How crypto futures work
Perpetual futures are the workhorses of crypto derivatives. Bybit, Binance, OKX, dYdX, and Hyperliquid collectively see $100B+ of daily perp volume. Key mechanics:
- No expiry — positions stay open indefinitely.
- Funding rate — a payment exchanged between longs and shorts every 8 hours (or hourly on some venues). The rate floats with market sentiment: positive funding (bull market) means longs pay shorts; negative funding means shorts pay longs.
- Margin — a small fraction of notional value (e.g. 1-10%) is held as collateral.
- Cash-settled — P&L is credited in stablecoins; no physical delivery of BTC ever happens.
Dated futures — quarterly and monthly contracts expiring on a fixed date. Used for institutional hedging, basis trades (capturing the spread between futures and spot), and funding-rate-adjacent strategies. CME Bitcoin futures are the main regulated US venue.
What crypto futures are used for
- Speculation — leveraged directional bets without owning spot.

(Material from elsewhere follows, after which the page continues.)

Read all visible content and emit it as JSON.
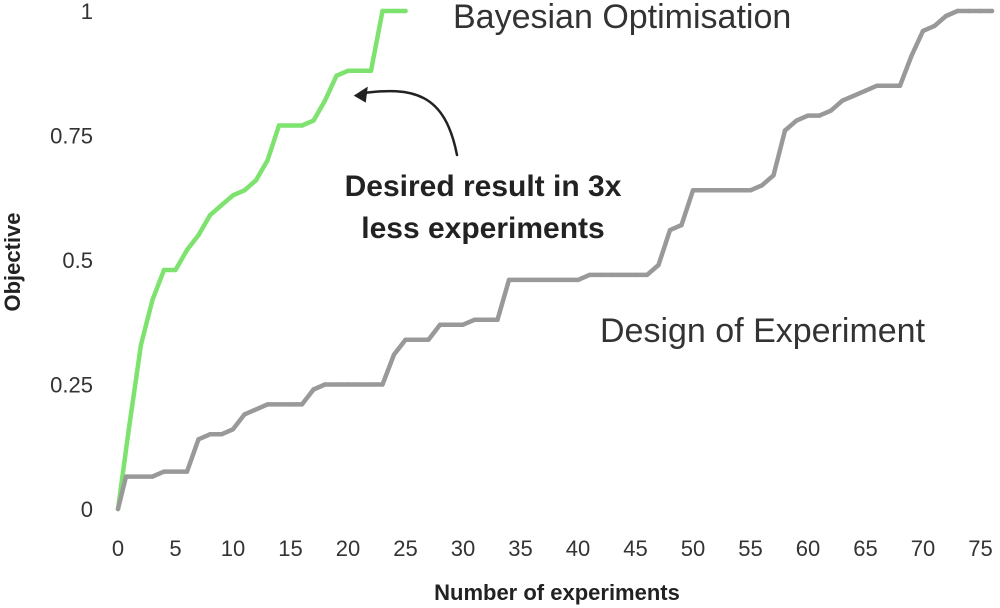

- Hedging — short perps against spot holdings to neutralize directional exposure.
- Basis trading — buy spot, short a quarterly future trading above spot, capture the premium at expiry.
- Funding arbitrage — when perp funding is extreme, traders can hold spot + short perps (or vice versa) to collect funding payments.
Risks and considerations
Futures in crypto are almost always leveraged and therefore carry liquidation risk — the #1 source of retail loss on these products. Funding rates can bleed positions during extended trends (a year of 0.03%-per-8h positive funding costs roughly 32% annualized for longs). Exchange risk matters too: FTX, Mt. Gox, and various smaller venues have collapsed with customer funds; regulated venues (CME, LedgerX) cost more in fees but eliminate counterparty risk. On-chain perp DEXs shift risk from counterparty to smart-contract and oracle — different, not necessarily smaller. Understand the specific failure modes of your venue before deploying size.